A recent decision from the Manitoba Court of Queen's Bench supports that an employee's use of his work phone to secretly record meetings with management may support an employer's decision to terminate for just cause.

In Hart v. Parrish & Heimbecker, Limited [Hart], the plaintiff, Mark Hart, sued his former employer for wrongful dismissal after he was terminated for cause following a series of employee complaints against him. In the course of the litigation, Mr. Hart tendered as evidence recordings of conversations he had had with the defendant's management personnel in the course of the defendant's investigation into the employee complaints, which the defendant was not aware of at the time of dismissal. During the course of the litigation, in addition to its reliance on Mr. Hart's conduct with respect to the employee complaints as just cause for dismissal, the defendant employer also alleged after-acquired cause based on the surreptitious recordings. The defendant submitted the recordings amounted to a breach of confidentiality and trust and of the personal code of conduct Hart had created following employment counseling sessions.

With respect to the complaints made against Mr. Hart – which were generally concerned with Mr. Hart's unprofessional, rude and aggressive conduct at work – the court found that the complaints were serious and amounted to breaches of the defendant's employee handbook and its anti-harassment policies. The court concluded that the defendant had addressed the complaints appropriately with Mr. Hart, coached him on appropriate workplace behaviour, sent him for professional workplace counseling when matters escalated and otherwise conveyed to Mr. Hart that improvement was necessary or consequences would follow. The court found that the defendant's failure to specifically warn Mr. Hart that he would be dismissed if his conduct did not improve was not fatal to the employer's reliance on just cause. As the court put it:

...it is not necessary to specifically warn an employee that he/she will be dismissed if certain objectionable behaviour occurs again, where a reasonable person would know or ought to know that the conduct is inappropriate, contrary to the defendant's policies and may result in termination.

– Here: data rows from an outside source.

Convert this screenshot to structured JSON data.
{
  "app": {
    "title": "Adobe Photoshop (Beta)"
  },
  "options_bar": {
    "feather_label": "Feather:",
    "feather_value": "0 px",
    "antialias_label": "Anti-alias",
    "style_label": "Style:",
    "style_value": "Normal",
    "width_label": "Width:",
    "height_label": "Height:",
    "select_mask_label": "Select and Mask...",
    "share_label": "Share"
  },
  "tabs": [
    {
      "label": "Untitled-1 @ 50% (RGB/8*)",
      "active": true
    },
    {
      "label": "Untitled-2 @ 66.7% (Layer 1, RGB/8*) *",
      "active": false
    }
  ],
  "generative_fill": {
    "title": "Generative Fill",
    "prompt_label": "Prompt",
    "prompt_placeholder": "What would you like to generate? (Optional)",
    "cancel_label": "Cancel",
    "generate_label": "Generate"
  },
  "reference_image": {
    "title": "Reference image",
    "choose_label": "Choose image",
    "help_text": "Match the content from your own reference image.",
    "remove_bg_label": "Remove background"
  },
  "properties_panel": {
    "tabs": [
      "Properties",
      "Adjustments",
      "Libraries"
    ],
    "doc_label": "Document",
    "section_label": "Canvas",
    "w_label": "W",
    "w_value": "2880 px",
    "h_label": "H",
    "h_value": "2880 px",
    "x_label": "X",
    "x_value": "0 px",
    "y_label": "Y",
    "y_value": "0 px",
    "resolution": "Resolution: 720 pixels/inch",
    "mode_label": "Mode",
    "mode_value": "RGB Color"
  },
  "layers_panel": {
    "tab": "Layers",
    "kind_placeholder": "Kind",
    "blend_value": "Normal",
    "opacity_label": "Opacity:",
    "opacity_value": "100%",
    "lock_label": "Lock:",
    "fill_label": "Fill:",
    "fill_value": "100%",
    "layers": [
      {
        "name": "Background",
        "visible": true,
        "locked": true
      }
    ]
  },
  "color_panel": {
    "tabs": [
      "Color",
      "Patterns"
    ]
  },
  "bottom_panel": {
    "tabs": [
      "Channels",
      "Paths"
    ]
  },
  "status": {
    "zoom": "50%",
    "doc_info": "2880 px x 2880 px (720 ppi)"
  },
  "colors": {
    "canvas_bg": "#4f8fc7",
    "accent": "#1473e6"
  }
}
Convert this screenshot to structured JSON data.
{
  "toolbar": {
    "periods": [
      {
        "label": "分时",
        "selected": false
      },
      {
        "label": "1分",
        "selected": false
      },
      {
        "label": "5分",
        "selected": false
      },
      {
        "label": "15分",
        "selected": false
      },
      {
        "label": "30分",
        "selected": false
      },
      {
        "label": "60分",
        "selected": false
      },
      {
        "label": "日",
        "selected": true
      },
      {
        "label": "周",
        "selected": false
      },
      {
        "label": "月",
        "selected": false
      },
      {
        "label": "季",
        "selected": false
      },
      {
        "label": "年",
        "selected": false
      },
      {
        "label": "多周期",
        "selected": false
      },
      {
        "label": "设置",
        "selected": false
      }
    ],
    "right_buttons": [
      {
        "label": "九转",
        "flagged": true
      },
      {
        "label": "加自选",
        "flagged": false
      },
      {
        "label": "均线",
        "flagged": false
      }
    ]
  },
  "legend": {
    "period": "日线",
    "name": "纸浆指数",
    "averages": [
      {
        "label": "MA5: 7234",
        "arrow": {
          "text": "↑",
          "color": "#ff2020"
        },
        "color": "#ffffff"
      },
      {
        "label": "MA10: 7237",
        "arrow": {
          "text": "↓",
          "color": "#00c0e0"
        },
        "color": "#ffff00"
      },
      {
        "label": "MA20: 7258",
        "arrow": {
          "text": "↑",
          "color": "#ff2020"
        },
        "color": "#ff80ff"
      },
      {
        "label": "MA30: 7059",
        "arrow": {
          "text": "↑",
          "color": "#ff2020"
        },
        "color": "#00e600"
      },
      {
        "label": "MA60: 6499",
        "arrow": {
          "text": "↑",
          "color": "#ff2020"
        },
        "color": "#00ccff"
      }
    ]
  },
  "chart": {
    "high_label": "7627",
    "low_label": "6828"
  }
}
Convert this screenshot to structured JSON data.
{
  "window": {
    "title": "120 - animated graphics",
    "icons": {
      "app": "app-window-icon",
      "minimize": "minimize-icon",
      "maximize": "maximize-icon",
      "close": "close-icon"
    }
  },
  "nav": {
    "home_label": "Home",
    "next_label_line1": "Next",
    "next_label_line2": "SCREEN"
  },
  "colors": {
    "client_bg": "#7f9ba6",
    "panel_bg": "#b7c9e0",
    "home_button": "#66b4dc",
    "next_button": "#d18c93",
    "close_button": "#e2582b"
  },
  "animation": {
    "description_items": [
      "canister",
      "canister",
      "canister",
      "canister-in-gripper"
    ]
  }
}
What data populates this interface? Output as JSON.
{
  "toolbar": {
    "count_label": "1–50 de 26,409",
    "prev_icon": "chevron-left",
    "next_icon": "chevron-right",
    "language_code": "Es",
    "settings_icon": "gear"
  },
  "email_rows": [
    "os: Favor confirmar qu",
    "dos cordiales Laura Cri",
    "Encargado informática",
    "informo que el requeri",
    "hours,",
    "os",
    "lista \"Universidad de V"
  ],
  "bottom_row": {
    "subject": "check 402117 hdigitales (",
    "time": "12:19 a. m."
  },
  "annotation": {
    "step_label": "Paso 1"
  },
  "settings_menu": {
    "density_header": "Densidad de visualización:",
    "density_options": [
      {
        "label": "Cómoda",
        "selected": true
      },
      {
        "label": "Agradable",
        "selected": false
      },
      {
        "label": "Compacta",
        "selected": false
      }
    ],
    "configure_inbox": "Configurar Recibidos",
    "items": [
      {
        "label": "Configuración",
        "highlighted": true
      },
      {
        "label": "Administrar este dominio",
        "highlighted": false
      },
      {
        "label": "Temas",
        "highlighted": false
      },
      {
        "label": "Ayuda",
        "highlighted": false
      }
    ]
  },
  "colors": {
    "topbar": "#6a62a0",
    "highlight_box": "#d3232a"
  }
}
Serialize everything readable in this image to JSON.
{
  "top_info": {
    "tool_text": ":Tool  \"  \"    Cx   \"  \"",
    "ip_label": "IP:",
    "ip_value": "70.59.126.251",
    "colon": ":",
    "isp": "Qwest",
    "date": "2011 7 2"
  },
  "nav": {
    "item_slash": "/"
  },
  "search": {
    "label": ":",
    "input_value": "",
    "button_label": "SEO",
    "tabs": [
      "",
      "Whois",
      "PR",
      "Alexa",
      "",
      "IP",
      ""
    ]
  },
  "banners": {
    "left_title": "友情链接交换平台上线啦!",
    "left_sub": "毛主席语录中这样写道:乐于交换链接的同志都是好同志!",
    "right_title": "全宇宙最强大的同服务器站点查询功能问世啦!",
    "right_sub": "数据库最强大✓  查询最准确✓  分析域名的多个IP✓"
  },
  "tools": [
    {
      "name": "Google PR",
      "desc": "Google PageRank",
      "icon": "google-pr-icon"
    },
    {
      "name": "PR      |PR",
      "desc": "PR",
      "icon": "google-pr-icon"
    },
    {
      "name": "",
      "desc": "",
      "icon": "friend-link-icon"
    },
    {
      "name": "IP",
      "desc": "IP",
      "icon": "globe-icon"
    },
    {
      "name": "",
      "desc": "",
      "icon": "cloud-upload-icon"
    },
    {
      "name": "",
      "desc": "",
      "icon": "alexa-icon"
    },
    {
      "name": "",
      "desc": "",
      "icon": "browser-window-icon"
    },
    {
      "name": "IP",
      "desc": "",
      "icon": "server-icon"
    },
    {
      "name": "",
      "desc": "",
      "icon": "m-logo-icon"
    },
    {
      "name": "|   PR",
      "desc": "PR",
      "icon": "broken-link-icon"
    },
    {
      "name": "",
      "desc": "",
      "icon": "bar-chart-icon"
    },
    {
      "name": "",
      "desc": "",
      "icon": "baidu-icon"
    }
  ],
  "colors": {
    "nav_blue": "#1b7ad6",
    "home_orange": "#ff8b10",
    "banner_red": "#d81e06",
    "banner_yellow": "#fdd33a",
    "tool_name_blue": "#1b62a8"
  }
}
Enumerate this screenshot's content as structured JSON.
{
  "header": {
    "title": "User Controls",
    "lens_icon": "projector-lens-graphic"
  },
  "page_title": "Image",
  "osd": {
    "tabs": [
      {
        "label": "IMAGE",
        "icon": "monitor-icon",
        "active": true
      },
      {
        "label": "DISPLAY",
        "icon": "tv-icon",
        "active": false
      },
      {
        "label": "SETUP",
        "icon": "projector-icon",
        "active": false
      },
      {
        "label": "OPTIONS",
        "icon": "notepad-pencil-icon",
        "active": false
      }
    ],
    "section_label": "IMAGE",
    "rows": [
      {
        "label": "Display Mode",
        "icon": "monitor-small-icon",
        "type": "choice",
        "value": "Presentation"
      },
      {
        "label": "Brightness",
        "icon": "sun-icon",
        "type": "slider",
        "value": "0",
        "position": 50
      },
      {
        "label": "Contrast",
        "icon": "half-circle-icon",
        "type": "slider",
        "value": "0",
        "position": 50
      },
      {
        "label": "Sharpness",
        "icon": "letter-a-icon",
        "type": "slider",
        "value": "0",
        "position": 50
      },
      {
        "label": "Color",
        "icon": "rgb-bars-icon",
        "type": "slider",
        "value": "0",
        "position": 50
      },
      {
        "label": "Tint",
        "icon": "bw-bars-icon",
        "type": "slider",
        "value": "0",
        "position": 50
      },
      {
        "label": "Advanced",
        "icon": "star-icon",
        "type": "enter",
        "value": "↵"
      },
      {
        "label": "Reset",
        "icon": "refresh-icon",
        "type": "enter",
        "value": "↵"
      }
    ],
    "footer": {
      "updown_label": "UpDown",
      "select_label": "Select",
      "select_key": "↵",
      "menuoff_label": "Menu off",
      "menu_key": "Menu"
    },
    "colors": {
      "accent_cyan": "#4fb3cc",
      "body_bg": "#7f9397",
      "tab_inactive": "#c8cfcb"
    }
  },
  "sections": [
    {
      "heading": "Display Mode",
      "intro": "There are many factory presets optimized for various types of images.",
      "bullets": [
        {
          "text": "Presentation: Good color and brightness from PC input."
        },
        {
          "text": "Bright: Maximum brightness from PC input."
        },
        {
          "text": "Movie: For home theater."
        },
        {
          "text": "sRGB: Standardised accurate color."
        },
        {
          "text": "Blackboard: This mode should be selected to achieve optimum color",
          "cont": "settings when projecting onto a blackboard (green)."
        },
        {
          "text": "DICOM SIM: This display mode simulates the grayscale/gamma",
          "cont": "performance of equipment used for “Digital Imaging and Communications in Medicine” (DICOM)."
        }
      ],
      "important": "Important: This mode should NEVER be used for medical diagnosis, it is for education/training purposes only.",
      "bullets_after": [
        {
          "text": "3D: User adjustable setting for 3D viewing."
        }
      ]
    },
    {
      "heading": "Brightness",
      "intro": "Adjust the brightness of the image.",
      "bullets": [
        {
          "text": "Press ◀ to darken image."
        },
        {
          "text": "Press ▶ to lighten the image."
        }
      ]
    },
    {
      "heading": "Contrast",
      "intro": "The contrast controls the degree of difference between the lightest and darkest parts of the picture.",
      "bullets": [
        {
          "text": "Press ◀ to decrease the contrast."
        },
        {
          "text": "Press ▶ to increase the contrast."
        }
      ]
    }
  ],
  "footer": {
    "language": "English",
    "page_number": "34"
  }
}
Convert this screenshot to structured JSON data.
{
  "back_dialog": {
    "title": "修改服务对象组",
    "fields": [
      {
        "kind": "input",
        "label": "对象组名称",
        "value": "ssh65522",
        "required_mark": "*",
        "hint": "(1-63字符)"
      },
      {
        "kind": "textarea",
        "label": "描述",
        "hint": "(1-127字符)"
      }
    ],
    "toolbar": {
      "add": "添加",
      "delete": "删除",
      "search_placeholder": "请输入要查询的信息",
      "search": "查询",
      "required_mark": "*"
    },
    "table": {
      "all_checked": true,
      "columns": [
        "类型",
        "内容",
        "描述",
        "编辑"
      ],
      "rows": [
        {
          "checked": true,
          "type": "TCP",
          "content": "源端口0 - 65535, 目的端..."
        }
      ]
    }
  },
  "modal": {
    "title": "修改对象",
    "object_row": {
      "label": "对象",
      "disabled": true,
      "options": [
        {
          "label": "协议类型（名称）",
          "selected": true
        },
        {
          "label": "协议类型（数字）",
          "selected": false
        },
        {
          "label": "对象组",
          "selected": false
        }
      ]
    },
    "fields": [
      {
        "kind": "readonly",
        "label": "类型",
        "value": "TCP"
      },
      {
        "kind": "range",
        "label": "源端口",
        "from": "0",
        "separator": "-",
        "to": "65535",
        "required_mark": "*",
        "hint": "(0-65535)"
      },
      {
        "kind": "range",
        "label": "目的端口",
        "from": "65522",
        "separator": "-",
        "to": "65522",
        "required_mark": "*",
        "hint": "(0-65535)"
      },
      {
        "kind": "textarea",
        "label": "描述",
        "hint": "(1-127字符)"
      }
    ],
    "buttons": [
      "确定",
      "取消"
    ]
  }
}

With respect to Mr. Hart's secret recording of meetings, the court agreed that Mr. Hart had breached his confidentiality and privacy obligations to the defendant and that the recordings also amounted to a breach of the "personal code of conduct" that Mr. Hart had prepared following his employment counseling. While the court accepted that Mr. Hart's secret recordings amounted to a breach of his employment obligations and were properly considered pursuant to the doctrine of after-acquired cause, this misconduct was simply a factor in the contextual assessment of just cause and the court considered that Mr. Hart's misconduct at the time of dismissal was sufficient to establish just cause.

This case is a positive one for employers for a number of reasons.

  1. With respect to the employee complaints and the employer's response, it supports that a formal warning of potential termination is not necessary if the circumstances are such that an employee ought to know what is expected and the consequences that may follow for falling below the expected level of workplace behaviour.
  2. Secondly, the case recognizes the obligations of employees to make appropriate use of phones at work, which may include not secretly recording management meetings, and that this form of misconduct may contribute to an employer's conclusion that it has just cause for dismissal, even if discovered after termination.
  3. Thirdly, the case is a good reminder to review and update your workplace policies to ensure they restrict employees' use of work phones to appropriate conduct. Given the ubiquity of personal or workplace phones with recording capabilities, the reminder and potential restriction on misuse of such devices that emanates from the court's decision in Hart is a helpful one.